To keep penalty behavior and cost accounting transparent and predictable, pools should be hard partitions of your system, with no one time series matching more than one pool. The following processes help ensure pools have the correct data:

  • Chronosphere recommends selecting a single usage tag as the pool assignment mechanism. Picking a single tag reduces the possibility where one pool matches serviceX, and a second pool matches environmentY, where time series might match either or both definitions.
  • Use exact match values for the selected label to decrease the chances of other tags or a regular expression match allowing a time series to fit into more than one pool.
  • Chronosphere uses match-ordering in pools. If a time series matches more than one pool, it becomes part of the first pool in the list that it matches. A time series might match more than one pool's criteria, but a first-match policy ensures that a time series is accounted for consistently in a single pool.
  • If you see a pool that doesn't match the expected penalty behavior, open the pool in the profiler and compare it with the Terraform configuration file. A match rule value might be incorrect.

Apply changes with Terraform

After you have configured your changes in the app:

  1. Click Code config.

  2. Copy or download the file to your computer.

  3. Add the definition to a Terraform file.

  4. Run this command to create the resource:

    terraform apply

The following code is an example of a Terraform file used to create quotas and priorities:

resource "chronosphere_resource_pools_config" "resource_pools" {
  default_pool {
    allocation {
      percent_of_license = 61
    }
 
    priorities {
      high_priority_match_rules = ["chronosphere_k8s_cluster:production*"]
      low_priority_match_rules  = ["chronosphere_k8s_cluster:rc*"]
    }
  }
 
  pool {
    name = "Tracing Services"
 
    allocation {
      percent_of_license = 10
    }
 
    match_rules = ["service:{spanhandler,traceingester}"]
 
    priorities {
      high_priority_match_rules = ["chronosphere_k8s_cluster:production*"]
      low_priority_match_rules  = ["chronosphere_k8s_cluster:rc*"]
    }
  }
 
  pool {
    name = "M3 Services"
 
    allocation {
      percent_of_license = 25
    }
 
    match_rules = ["service:m3*"]
 
    priorities {
      high_priority_match_rules = ["chronosphere_k8s_cluster:production*"]
      low_priority_match_rules  = ["chronosphere_k8s_cluster:rc*"]
    }
  }
 
  pool {
    name = "Gateway Services"
 
    allocation {
      percent_of_license = 4
    }
 
    match_rules = ["service:gateway*"]
 
    priorities {
      high_priority_match_rules = ["chronosphere_k8s_cluster:production*"]
      low_priority_match_rules  = ["chronosphere_k8s_cluster:rc*"]
    }
  }
}}

Create an alert for a pool in penalty

When a pool is in a penalty state, it might drop metrics to reduce usage. For higher priority pools, this can result in the loss of important data. To reduce or prevent data loss, create a monitor to alert on pool usage and notify the appropriate team to take preventative action.

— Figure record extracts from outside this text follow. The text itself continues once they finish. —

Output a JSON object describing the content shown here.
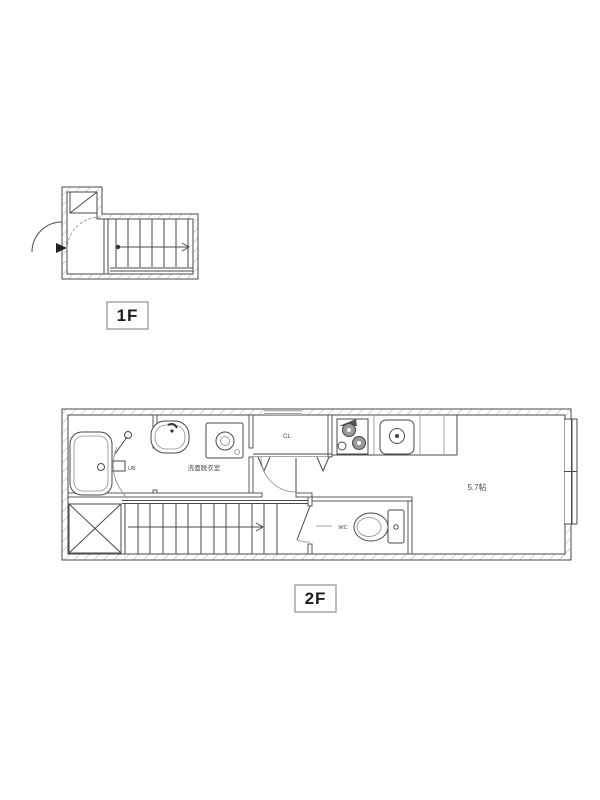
{
  "document": {
    "kind": "apartment floor plan",
    "background": "#ffffff"
  },
  "colors": {
    "line": "#4a4a4a",
    "hatch": "#9a9a9a",
    "label_box_border": "#999999",
    "floor_label_text": "#1c1c1c",
    "room_label_text": "#4a4a4a"
  },
  "floors": {
    "f1": {
      "label": "1F"
    },
    "f2": {
      "label": "2F"
    }
  },
  "rooms": {
    "bath": "UB",
    "washroom": "洗面脱衣室",
    "closet": "CL",
    "toilet": "WC",
    "living": "5.7帖"
  }
}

  1. Create a notification policy with criteria like warn if value is > 90% for 5 minutes.

  2. Create a notifier and align with your internal alerting policies to route the alerts to the right team.

  3. Create a monitor.

    1. In the monitor query, add the query to return each pool's percent utilization. You can set up alerts using the chrono_poolstats_count metric. A query that returns each pool's percent utilization of its quota might look like this:

      (sum by (metrics_class) (rate(chrono_poolstats_count{type="persisted", dropped="no"}[2m]))) / ((sum by(metrics_class) (coordinator_scheduler_metrics_class_weight{})) * on() group_left() limit_service_licensed_persist_limit{})
    2. In the Signals section, select Per time series (many alerts) as the signal.